Sudharshan Algorithm for Cleanup
- Greedy appraoch planned
- will try implementing a version and show the different executable workflows created
June 3rd, 2013
Pegasus Lite Paper
- Breakdown of the runtimes , experiments
- In case of sharedfs, the kickstart runtimes in the breakdown file will be longer
- for the S3 case we can calculate the S3 transfer time by calculating the difference between the cumulative runtimes
- doing two experiments rosetta(cpu intensive) and montage( io intensive)
Pegasus Development
- Java DAX API issues
- might be some bugs in there.
Precip Paper
- Ewa wants a link to pegasus website in the paper.
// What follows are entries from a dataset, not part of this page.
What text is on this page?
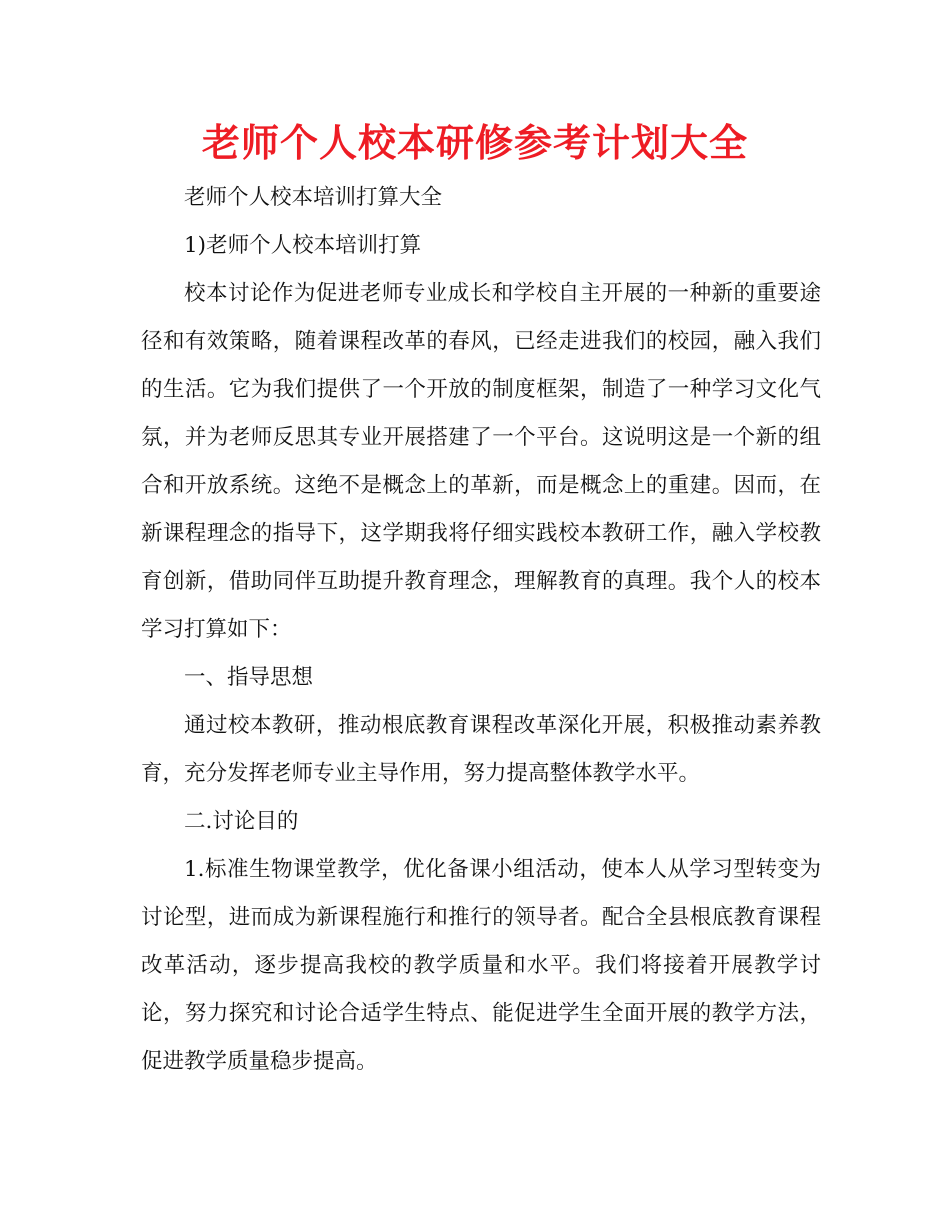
老师个人校本研修参考计划大全

老师个人校本培训打算大全

1)老师个人校本培训打算

校本讨论作为促进老师专业成长和学校自主开展的一种新的重要途径和有效策略，随着课程改革的春风，已经走进我们的校园，融入我们的生活。它为我们提供了一个开放的制度框架，制造了一种学习文化气氛，并为老师反思其专业开展搭建了一个平台。这说明这是一个新的组合和开放系统。这绝不是概念上的革新，而是概念上的重建。因而，在新课程理念的指导下，这学期我将仔细实践校本教研工作，融入学校教育创新，借助同伴互助提升教育理念，理解教育的真理。我个人的校本学习打算如下：

一、指导思想

通过校本教研，推动根底教育课程改革深化开展，积极推动素养教育，充分发挥老师专业主导作用，努力提高整体教学水平。

二.讨论目的

1.标准生物课堂教学，优化备课小组活动，使本人从学习型转变为讨论型，进而成为新课程施行和推行的领导者。配合全县根底教育课程改革活动，逐步提高我校的教学质量和水平。我们将接着开展教学讨论，努力探究和讨论合适学生特点、能促进学生全面开展的教学方法，促进教学质量稳步提高。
- have more logical thinking in the paper, like reliability and repeatability
- Sepideh adding some new figures to the paper.
- Maciek will provide an experiment use-case for the paper.
Stampede and Corral Annual Reports
- Karan and Mats will be working on these
Sudarshan's Project
- Going to look into providing a cleanup algorithm that meets a given storage constraint
- Will look at the static problem of inserting dependencies into the workflow to achieve a solution
PMC Paper
- on amazon
- with clustering and pmc
Shirts
- Should get the logo sample this week, once we approve then we can order shirts
dV/dT
- Rafael is working on a draft of the data collection and modeling paper
- We are planning on publishing data, will start drafting a format this week
May 2013
May 20th, 2013
Confluence is going slow. Mats is going to look.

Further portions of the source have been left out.